EphA2 receptor and its ephrinA1 and ephrinA5 ligands have shown increased expression in ovarian tumours with poor survival rates (Herath et al, 2006). In the present study, a significant difference in patient prognoses was found between high and low expression levels of both EphB4 and ephrinB2, which increased during advancement from stage I to stages II, III and IV. Overexpression of EphB4 and ephrinB2 in tumour cells suggests that EphB/ephrinB signalling drives destabilisation, which can also affect cell–matrix attachment, and thereby promote invasion and metastasis (Kyokawa et al, 1994).

Accumulating evidence suggests that overexpression or coexpression of Eph family RTKs and their ligands could promote tumour progression. Overexpression of EphB4 and ephrinB2 has been observed in malignant colonic epithelium and uterine endometrial cancer (Sinha et al, 2003; Alam et al, 2007). EphA2 was found to be expressed at high levels in metastatic melanoma cells in comparison with normal melanocytes (Easty et al, 1995). Also, ephrinB2 was highly expressed in primary and metastatic melanomas compared to benign melanocytic nevi (Vogt et al, 1998). Furthermore, the expression of ephrinA1 and the upregulation of its receptor, EphA2, were found during the course of melanoma progression (Vogt et al, 1998). EphA1 has also been shown to be oncogenic in the classical 3T3 fibroblast assay and coexpression of an ephrin ligand could generate an autocrine loop (Maru et al, 1990).

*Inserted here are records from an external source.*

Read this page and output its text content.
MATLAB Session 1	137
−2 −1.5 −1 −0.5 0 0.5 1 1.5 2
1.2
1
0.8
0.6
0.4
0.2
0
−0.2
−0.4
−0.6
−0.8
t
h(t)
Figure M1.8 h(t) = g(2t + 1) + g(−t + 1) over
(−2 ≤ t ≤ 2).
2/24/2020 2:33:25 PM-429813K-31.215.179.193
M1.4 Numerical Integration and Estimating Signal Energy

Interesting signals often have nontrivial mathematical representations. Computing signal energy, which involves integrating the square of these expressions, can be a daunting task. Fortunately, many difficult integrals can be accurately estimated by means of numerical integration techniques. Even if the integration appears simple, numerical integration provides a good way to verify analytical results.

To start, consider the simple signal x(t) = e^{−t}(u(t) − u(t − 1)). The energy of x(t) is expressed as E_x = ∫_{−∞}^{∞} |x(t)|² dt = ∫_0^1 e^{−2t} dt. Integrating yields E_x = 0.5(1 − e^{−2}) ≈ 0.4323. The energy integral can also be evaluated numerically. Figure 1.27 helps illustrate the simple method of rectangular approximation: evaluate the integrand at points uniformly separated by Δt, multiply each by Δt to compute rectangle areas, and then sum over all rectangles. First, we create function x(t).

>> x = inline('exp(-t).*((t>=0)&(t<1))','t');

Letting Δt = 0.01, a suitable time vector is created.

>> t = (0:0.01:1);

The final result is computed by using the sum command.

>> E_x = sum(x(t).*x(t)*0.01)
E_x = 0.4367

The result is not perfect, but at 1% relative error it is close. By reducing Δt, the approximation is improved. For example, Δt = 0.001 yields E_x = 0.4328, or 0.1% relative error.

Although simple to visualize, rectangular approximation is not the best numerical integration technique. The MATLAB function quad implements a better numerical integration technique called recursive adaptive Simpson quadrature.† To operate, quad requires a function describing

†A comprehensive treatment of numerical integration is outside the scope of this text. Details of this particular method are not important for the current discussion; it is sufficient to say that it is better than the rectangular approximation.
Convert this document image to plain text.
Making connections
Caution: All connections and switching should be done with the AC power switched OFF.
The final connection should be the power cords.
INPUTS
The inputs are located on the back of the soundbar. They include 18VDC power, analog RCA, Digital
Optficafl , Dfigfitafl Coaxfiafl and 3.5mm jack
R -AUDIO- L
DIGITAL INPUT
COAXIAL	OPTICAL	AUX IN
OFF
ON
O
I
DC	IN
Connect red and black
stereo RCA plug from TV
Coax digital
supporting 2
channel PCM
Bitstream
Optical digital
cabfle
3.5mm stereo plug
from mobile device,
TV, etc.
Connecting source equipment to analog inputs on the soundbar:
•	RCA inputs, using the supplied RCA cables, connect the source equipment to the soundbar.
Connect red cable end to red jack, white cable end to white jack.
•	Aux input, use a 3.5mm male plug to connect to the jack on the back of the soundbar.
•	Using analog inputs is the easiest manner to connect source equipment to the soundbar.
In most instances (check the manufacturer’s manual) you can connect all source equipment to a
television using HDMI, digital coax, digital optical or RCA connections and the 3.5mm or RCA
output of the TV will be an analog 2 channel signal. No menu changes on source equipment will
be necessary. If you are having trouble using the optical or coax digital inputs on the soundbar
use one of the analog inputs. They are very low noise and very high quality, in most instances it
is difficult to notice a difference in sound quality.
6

Noren et al (2004) proposed a proangiogenic role for EphB4 in tumour progression where the plausible linkage between the EphB4 ectodomain on tumour cells and ephrinB2 in the vasculature seems to facilitate the formation of blood vessels and remodelling (Noren et al, 2004). Consistent with this, in our present study, weak staining in vascular endothelial cells, although not very significant, may lead to the hypothesis that there is localised EphB4 activation in the cell membrane of cancer cells that are in contact with blood vessels, which might promote metastasis and further tumour progression. Besides, EphB4 receptor and ephrinB2 ligand were significantly higher and overexpressed with tumour advancement in ovarian cancer regardless of histopathological types. Thus, data from our present study suggest that autocrine stimulation by EphB4 and ephrinB2 coexpression might mediate the advancement of ovarian cancer. The coexpression of EphB4/ephrinB2 may potentiate tumour advancement leading to poor survival and can be recognised as a novel prognostic indicator in the primary tumour of ovarian cancers. In addition, to block the EphB4/ephrinB2 signalling pathway using soluble ephrinB2, an attractive therapeutic strategy might be developed in the future.